In a book published by Bruce Schneider, Data and Goliath: The Hidden Battles to Collect and Control Your World speaks to the deluge of data that has congested society’s machines. This data exhaust, as Schneider refers to it, has a plethora of extractable data, known as metadata. Metadata, while not linked to specific conversations you have on your phone or the text contents of your emails, is collected by organizations we use in our daily life. Facebook, Amazon, Google, Yahoo (yes, some of us still use Yahoo email), Apple all rely on gigantic server farms to maintain petabytes of saved metadata.

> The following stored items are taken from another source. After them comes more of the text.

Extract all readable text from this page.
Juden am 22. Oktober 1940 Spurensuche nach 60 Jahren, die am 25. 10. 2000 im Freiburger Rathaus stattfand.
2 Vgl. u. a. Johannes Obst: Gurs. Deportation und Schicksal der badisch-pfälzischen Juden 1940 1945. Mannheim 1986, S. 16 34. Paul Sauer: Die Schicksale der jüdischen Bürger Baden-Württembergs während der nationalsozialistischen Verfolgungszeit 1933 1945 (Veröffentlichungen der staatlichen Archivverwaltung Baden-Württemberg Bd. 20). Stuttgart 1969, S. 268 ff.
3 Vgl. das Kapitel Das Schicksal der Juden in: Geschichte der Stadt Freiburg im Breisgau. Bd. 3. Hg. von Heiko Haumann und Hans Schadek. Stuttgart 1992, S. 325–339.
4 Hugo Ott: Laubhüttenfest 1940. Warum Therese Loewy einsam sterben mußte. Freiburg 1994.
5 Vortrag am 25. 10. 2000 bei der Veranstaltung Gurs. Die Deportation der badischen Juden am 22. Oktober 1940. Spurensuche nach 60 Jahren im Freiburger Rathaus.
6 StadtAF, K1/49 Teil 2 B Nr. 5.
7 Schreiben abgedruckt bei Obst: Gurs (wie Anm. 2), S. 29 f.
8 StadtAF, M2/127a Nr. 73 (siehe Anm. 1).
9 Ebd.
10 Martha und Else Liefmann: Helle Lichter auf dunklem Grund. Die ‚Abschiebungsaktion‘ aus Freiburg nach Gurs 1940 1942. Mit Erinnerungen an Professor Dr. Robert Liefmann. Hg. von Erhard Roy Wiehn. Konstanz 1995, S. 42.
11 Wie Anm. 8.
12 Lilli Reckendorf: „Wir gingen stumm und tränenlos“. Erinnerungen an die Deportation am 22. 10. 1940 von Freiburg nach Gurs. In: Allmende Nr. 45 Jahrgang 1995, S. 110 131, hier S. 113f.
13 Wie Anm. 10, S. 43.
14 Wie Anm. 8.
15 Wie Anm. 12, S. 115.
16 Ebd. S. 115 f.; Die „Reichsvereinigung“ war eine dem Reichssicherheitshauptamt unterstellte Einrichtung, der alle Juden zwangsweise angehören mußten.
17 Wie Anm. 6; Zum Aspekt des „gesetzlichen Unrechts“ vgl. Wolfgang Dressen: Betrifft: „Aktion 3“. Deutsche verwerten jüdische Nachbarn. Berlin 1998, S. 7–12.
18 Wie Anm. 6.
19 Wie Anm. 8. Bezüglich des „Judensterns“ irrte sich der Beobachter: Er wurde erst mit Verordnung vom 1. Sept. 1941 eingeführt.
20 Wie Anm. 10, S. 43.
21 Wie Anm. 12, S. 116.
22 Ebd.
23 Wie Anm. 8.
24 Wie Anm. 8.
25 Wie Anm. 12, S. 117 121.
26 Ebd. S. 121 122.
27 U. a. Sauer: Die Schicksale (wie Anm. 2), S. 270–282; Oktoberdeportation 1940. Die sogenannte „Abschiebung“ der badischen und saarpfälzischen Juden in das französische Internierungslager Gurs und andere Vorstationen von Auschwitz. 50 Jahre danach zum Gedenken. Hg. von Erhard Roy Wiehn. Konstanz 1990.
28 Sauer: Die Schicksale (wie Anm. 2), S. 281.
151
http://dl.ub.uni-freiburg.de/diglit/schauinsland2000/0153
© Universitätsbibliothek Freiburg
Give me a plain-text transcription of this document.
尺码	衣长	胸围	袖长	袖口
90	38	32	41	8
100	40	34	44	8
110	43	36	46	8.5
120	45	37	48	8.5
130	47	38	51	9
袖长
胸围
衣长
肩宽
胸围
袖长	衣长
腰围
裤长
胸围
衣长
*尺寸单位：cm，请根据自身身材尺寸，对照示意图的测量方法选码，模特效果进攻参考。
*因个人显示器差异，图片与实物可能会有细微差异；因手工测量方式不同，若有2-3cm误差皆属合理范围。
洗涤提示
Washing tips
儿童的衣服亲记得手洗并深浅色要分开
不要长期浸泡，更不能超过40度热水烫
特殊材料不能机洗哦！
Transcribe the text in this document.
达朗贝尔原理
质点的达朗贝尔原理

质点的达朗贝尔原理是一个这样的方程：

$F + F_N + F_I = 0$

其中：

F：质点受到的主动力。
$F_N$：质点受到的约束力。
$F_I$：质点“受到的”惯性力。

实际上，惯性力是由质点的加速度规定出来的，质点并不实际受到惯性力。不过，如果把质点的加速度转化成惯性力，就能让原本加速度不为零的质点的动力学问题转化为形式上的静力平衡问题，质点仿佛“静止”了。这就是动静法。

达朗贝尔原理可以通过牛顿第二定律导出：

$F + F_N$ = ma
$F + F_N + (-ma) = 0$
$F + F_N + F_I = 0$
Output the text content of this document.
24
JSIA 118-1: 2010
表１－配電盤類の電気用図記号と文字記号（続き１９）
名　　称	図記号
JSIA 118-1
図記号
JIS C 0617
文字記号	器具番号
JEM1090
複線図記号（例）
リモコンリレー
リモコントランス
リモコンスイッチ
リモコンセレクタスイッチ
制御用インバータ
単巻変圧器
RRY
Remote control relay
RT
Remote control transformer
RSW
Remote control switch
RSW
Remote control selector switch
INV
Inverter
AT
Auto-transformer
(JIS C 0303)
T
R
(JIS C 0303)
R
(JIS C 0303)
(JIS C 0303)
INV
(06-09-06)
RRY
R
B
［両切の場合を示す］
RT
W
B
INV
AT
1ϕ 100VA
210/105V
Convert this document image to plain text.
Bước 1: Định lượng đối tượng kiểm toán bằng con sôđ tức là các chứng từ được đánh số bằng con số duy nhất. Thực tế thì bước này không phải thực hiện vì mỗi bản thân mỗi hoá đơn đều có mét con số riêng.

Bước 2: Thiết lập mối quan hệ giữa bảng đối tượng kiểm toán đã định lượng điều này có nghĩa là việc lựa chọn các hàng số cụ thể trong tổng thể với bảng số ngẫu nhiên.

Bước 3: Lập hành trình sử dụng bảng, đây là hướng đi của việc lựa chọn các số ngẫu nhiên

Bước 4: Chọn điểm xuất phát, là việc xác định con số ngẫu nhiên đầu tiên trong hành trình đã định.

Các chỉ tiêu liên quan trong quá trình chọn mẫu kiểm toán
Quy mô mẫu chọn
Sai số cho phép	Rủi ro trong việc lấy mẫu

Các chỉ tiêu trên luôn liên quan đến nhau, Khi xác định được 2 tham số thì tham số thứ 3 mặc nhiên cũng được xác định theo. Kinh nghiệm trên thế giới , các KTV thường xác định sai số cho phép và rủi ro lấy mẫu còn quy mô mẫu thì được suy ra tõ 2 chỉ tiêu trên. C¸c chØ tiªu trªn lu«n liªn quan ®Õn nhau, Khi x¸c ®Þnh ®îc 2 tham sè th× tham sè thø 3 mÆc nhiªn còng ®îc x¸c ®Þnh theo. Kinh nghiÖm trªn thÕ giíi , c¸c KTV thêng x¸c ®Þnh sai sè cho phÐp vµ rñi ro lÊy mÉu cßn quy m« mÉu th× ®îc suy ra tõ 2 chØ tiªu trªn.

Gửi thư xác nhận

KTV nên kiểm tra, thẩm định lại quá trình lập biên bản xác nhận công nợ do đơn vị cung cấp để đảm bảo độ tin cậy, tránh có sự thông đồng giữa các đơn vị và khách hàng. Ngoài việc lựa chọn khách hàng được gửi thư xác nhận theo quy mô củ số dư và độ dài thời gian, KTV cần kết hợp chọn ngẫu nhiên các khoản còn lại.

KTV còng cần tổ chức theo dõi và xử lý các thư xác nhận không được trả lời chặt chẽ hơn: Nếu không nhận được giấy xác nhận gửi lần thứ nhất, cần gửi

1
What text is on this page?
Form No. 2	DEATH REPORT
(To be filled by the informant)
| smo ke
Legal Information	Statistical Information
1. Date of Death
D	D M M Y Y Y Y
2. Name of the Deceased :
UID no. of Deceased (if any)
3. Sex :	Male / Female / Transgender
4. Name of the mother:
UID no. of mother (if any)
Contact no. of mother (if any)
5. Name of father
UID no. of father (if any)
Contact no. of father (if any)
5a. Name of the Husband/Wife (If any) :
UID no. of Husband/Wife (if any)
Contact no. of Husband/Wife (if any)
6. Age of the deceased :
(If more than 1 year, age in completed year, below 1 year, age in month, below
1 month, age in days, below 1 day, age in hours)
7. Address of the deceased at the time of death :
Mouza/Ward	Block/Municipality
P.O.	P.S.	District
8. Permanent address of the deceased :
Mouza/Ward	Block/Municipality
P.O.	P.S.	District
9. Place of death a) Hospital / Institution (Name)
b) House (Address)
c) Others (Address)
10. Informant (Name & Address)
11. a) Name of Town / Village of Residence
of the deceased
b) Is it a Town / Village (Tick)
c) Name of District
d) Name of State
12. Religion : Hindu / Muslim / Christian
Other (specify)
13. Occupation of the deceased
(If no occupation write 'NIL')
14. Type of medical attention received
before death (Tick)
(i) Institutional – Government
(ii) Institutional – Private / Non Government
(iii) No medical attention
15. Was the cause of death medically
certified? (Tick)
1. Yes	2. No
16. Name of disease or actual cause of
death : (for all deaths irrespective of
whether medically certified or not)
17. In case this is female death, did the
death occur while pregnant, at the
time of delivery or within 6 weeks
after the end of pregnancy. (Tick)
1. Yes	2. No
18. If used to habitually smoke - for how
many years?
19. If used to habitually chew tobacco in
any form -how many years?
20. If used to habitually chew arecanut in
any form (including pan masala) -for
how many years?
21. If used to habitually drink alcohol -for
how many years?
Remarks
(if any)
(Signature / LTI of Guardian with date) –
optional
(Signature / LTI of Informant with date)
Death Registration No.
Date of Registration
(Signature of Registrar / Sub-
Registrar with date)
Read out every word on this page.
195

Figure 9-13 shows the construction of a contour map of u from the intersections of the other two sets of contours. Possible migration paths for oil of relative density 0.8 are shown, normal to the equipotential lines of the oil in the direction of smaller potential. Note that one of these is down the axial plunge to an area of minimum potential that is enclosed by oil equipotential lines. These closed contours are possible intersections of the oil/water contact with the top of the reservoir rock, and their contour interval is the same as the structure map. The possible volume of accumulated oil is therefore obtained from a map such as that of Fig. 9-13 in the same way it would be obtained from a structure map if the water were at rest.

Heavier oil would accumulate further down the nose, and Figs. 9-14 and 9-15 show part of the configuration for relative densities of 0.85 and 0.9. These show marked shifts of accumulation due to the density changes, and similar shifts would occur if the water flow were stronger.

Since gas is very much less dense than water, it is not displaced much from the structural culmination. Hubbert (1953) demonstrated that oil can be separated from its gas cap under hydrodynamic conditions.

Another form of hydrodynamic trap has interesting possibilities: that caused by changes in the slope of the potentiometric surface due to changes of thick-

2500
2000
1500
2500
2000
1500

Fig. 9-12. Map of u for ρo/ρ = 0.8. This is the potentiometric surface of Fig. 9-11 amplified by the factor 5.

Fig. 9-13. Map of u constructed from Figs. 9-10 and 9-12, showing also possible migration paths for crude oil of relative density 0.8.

Screen Shot 2018-05-25 at 9.52.37 PM

Schneider refers to the information age being built on data exhaust and he is correct. Modern algorithms that power recommendation engines for Amazon, the phone towers that collect cell phone signals to show your location, the GPS inside your iPhone, your Netflix account, all rely on metadata and the effective storage of, well, a boat load of data for lack of a better term.

Over the course of the past couple decades, we have been consenting to privacy agreements that allow these companies, and companies like them, to use our data for purposes that we are not aware of. That is the reason for GDPR. This is where consent comes to play.

According to the New York Times, GDPR rests on two main principles. “The first is that companies need your consent to collect data. The second is that you should be required to share only data that is necessary to make their services work.” Source

Broken down, here is Translating Nerd’s list of important highlights of GDPR:

1. You must give your consent for a company to use your data
2. Companies must explain how your data will be used
3. You can request your data be deleted
4. If there is a data breach at a company, they have 72 hours to notify a public data regulatory agency
5. You can request access to the personal data that is kept
6. You can object to any processing of your personal data in any situation that arises
7. Simply put, consent must be easy to give and easy to take away

So after receiving Spotify’s updated privacy policy terms in my inbox, I decided to contact a representative of my favorite music streaming company (her name is Joyce). Namely, I was curious if I failed to give my consent for Spotify to use my data, would their recommendation engine not have data from my personal account to provide those terrific suggestions that all seem to begin with Nine Inch Nails and regress slowly to somewhere near Adele. Regression to the mean perhaps? A conversation for another post perhaps or a comment on society’s love of Adele.

The conversation I had went like this:

 

 

As for most chatbots, sorry, Joyce, I was referred to a standard account term source. So I needed to do some more digging. I found that as stated in GDPR terms, I could deactivate certain features such as what data from Facebook is kept on me or using third party sites to help target ads to me.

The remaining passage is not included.